Monday, February 23, 2015

Today was an interesting experiment in how much my body can take when my mind is switched off. This must be the 'no mindedness' that is so pervasive in kendo philosophy. Now, if only I could get there without putting my body in a calorie panic, life would be peachy.

Unfortunately, dieting has its drawbacks too. Aside from the pounding headache I've had all day, I've been forgetting things--little things-- that are usually routine for me. Like how many steps back to take in kata. I was counting the damn steps, but I just didn't stop at five. My head was somewhere else. Fortunately, after that I was able to pull my head back in and do a fairly successful kata sequence, nan-hon-me aside. Fukao sensei is trying to get my to finish the do strike at a 90 degree angle before turning to look at my opponent, but my muscles are having a hard time remembering the intricate details for the whole things, so its slow going.

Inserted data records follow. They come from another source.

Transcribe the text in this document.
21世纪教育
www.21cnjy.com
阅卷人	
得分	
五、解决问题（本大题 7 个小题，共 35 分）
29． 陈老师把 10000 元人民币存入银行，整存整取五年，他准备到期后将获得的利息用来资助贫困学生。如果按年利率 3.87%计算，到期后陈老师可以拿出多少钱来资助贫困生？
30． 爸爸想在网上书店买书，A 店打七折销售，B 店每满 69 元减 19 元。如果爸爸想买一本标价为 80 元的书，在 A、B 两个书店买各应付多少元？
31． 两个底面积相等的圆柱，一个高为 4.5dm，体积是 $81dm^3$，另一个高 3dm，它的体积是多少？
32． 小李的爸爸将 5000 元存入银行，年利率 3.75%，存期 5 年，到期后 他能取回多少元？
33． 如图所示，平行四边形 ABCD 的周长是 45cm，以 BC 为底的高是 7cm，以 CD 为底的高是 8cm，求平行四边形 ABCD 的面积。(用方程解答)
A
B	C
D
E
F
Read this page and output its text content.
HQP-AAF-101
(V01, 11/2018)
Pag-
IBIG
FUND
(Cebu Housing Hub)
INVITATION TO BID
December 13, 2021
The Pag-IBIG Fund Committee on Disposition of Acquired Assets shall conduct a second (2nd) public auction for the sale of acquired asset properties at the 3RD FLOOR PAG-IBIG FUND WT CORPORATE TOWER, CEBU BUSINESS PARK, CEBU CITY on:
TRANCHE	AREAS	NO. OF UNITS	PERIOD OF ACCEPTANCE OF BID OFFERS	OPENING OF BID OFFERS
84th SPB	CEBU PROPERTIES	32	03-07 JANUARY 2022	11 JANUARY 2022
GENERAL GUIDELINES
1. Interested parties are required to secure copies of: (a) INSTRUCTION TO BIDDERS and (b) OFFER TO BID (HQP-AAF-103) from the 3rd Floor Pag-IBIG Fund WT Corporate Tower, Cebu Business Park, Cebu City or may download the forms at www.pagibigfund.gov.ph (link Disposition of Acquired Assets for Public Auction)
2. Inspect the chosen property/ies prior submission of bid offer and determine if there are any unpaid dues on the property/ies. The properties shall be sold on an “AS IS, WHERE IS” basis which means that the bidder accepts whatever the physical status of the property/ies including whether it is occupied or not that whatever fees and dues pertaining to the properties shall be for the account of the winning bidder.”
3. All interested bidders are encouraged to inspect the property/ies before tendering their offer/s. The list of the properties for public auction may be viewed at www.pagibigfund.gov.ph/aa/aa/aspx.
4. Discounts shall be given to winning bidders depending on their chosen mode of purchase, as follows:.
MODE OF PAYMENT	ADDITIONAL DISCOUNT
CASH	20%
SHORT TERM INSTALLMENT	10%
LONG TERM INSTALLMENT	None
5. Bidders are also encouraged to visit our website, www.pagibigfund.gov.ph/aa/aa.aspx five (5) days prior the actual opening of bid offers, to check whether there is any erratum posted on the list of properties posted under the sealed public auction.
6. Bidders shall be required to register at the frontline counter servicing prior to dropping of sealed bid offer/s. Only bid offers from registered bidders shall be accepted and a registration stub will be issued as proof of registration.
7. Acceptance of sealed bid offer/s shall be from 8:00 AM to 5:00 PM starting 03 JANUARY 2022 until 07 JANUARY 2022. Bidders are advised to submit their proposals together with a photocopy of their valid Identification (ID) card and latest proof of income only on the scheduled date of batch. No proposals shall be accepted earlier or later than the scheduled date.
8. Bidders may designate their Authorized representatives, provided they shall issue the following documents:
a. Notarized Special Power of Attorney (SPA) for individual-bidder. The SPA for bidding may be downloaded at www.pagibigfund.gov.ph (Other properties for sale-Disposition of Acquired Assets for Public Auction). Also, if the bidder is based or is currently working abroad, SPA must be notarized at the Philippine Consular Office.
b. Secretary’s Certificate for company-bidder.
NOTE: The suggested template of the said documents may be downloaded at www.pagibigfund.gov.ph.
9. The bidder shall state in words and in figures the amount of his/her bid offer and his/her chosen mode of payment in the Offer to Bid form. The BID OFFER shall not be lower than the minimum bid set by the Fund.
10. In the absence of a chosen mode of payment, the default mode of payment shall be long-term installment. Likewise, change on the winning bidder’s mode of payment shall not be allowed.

Suburi was the hardest part of practice though. Trying to reintegrate the idea of throwing the shinai was a bit more difficult than I expected it to be, mostly because when you fix one thing your break three others. Itou sensei had to talk to me about my kiai. Oops.

Kihon was better today than it has been in a while. I was able to get through all the drills with speed and flexibility, mostly, I think, because my brain was completely shut off, and I could just do the thing I needed to do without thinking about it. It was nice, I admit.

I did a few mawari-geiko, too, keeping in mind Fukao sensei's advice of "Don't start something you can't finish." Since my body and mind were working on different worlds, maybe that's why today was a little easier, In any case, my right leg was one massive cramp today, from all the stress I've been putting it through. Hopefully a day of rest tomorrow will sort it out.

I had a mock shiai with Yuko today. It didn't feel as good as the mawari-geiko, but it was all right. I also had a bit of success fighting Sato sensei today.We always finished too close to each other, so I switched my tachi-ai, and was able to get him a few good times on men. That felt good. Even he said it was a good thing to realize and implement.

All in all, it was a good practice, even if it went 25 minutes over the usual time. I got home super late. No time to make a healthy dinner with all the super markets closed. Combini it is.

Saturday, February 21, 2015

Self-Reflection

I've been having a bit of trouble focusing myself and orienting myself toward my goals. I think part of this is because I've lost sight of what my goals are. This is never a good thing. It can lead a person into a downward spiral emotionally, physically, mentally. I've tried to redefine and understand who I am and who I want to be so many times that I think I've lost who the core of me actually is.

Kendo is a lifestyle. I seem to have forgotten this in the need to consider other lifestyles that I am currently engaged in. Some of these lifestyles are necessary, healthy progressions of me as an individual. Others, not so much. In this losing of self, I've lost sight of a lot of the things that gave me true satisfaction in exchange for what gives only temporary pleasure. In trying to find a harmony between lifestyles to re-balance myself, I've left kendo at the wayside.

I thought for a while that I had lost my passion for kendo, as if it were something that could that easily disappear. In reflecting on this I see that this isn't the case. I have the same passion for kendo that I've always had, but I have erected barriers between myself and this passion so the way is now conflicted and uncertain. Before I can love kendo again, I must remove these barriers. Before I love kendo, I must love myself.

Sometimes it takes hard words to understand. Sometimes it takes pain and failure and misery to truly see. I hope I can lift myself above the challenges I face now and return to a place where I am truly happy. If I can keep putting one foot in front of the other, taking steps toward becoming the person I want to be, then I can embrace kendo into my life again, and more importantly, kendo can embrace me.